Published: 20 June 2022
Introduction: To study human physiological and pathological bone remodeling while addressing the principle of replacement, reduction and refinement of animal experiments (3Rs), human in vitro bone remodeling models are being developed. Despite increasing safety-, scientific-, and ethical concerns, fetal bovine serum (FBS), a nutritional medium supplement, is still routinely used in these models. To comply with the 3Rs and to improve the reproducibility of such in vitro models, xenogeneic-free medium supplements should be investigated. Human platelet lysate (hPL) might be a good alternative as it has been shown to accelerate osteogenic differentiation of mesenchymal stromal cells (MSCs) and improve subsequent mineralization. However, for a human in vitro bone model, hPL should also be able to adequately support osteoclastic differentiation and subsequent bone resorption. In addition, optimizing co-culture medium conditions in mono-cultures might lead to unequal stimulation of co-cultured cells.

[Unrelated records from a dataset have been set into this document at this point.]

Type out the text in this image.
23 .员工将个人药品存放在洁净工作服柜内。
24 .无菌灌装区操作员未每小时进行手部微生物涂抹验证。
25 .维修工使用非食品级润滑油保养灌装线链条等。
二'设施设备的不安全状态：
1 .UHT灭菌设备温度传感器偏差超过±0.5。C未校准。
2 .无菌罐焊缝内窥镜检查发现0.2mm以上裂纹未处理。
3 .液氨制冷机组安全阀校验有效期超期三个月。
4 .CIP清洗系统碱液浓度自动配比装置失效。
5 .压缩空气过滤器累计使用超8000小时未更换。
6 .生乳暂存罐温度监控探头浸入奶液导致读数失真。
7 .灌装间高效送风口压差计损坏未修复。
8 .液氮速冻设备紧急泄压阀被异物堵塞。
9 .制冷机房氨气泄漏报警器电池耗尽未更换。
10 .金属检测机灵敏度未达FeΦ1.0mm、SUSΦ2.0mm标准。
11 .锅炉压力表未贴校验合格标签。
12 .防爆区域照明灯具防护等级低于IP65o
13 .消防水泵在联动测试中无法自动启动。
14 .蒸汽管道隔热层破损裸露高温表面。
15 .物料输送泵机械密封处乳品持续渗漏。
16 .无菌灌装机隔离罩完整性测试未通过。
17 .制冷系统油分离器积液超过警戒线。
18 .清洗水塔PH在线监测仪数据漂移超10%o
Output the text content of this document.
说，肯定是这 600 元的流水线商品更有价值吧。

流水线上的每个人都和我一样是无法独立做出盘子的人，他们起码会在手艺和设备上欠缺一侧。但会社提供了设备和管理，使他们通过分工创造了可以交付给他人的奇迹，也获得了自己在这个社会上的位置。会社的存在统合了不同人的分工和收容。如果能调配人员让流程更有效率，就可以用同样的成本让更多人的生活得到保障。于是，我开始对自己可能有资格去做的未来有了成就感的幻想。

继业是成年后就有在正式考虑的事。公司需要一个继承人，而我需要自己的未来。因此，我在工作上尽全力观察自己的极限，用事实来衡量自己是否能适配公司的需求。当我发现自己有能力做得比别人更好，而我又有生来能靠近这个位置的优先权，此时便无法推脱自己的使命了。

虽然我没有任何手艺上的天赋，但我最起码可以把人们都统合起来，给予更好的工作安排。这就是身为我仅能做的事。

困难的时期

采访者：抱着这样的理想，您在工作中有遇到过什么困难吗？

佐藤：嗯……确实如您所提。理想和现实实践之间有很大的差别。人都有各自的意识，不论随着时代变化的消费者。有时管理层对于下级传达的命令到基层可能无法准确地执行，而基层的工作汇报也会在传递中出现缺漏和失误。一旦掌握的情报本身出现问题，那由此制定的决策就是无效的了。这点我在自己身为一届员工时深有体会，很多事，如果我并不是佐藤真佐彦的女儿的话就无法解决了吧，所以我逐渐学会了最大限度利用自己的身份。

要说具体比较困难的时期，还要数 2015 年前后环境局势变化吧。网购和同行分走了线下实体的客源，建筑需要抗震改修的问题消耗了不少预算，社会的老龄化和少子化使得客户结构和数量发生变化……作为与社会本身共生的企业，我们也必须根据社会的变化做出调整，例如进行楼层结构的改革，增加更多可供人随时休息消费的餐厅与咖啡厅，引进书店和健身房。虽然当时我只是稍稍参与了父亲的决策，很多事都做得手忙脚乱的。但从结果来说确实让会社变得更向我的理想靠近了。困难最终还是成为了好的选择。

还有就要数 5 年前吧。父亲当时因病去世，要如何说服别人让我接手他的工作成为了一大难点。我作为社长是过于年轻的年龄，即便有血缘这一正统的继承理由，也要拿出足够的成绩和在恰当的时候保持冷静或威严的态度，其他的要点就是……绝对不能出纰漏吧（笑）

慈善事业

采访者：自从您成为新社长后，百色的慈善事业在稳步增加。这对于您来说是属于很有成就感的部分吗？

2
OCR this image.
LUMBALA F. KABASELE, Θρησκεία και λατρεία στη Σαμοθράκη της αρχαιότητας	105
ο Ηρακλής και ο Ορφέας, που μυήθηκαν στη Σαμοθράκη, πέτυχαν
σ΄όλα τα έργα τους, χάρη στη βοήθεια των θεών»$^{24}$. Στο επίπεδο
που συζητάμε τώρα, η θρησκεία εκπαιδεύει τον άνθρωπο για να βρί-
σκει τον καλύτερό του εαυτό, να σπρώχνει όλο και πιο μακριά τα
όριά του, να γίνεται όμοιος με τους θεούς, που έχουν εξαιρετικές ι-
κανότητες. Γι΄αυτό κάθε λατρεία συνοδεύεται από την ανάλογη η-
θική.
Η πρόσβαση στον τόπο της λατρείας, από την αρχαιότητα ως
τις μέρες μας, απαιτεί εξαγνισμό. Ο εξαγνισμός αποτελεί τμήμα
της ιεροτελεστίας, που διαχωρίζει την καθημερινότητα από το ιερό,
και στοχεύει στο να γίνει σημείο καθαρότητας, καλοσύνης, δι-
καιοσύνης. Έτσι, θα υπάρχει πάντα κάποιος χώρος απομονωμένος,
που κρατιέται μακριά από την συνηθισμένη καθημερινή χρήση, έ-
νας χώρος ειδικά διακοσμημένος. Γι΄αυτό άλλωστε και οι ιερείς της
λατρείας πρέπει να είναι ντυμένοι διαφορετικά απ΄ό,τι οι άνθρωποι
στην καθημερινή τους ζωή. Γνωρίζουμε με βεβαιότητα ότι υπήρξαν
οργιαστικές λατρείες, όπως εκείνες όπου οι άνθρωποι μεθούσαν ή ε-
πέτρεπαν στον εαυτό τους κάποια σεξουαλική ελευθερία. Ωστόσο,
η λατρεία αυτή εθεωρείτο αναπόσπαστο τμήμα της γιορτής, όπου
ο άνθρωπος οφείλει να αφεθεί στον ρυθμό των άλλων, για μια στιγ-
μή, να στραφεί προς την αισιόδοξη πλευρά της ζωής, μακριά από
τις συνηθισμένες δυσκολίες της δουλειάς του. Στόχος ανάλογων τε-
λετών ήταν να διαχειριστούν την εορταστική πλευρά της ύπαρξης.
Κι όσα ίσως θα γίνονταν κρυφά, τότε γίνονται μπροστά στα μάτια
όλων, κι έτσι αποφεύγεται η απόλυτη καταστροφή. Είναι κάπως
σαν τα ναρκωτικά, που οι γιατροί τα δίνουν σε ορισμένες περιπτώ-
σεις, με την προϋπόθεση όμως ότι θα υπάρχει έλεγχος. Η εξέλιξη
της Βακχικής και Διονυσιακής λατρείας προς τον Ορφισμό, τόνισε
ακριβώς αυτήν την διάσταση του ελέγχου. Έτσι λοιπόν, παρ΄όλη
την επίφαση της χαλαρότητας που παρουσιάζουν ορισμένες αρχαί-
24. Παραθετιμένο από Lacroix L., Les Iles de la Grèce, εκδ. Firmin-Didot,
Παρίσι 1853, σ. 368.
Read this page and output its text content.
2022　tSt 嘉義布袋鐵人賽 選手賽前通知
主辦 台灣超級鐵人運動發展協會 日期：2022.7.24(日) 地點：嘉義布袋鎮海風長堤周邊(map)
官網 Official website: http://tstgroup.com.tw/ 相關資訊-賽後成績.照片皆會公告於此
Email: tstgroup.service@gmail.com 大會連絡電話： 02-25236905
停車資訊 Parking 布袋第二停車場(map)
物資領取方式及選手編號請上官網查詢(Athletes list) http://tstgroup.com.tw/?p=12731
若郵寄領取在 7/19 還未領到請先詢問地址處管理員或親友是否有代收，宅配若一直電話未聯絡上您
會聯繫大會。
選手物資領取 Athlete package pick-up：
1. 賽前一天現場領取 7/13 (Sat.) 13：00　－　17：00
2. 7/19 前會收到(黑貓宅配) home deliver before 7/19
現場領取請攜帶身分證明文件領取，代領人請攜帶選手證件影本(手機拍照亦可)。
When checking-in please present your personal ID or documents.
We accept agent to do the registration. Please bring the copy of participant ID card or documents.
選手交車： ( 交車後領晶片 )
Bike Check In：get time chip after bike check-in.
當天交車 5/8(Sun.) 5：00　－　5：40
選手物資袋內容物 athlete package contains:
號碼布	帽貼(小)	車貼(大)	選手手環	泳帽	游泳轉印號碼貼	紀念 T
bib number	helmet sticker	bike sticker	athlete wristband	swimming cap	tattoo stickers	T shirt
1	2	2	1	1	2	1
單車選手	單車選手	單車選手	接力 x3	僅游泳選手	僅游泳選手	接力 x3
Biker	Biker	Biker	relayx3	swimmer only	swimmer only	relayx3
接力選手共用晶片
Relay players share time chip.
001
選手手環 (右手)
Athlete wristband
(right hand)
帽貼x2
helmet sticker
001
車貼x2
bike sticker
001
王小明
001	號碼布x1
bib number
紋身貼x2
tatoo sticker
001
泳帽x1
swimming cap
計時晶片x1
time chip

Methods: We compared supplementation with 10% FBS vs. 10%, 5%, and 2.5% hPL for osteoclast formation and resorption by human monocytes (MCs) in mono-culture and in co-culture with (osteogenically stimulated) human MSCs.
Results and discussion: Supplementation of hPL can lead to a less donor-dependent and more homogeneous osteoclastic differentiation of MCs when compared to supplementation with 10% FBS. In co-cultures, osteoclastic differentiation and resorption in the 10% FBS group was almost completely inhibited by MSCs, while the supplementation with hPL still allowed for resorption, mostly at low concentrations. The addition of hPL to osteogenically stimulated MSC mono- and MC-MSC co-cultures resulted in osteogenic differentiation and bone-like matrix formation, mostly at high concentrations.
Conclusion: We conclude that hPL could support both osteoclastic differentiation of human MCs and osteogenic differentiation of human MSCs in mono- and in co-culture, and that this can be balanced by the hPL concentration. Thus, the use of hPL could limit the need for FBS, which is currently commonly accepted for in vitro bone remodeling models.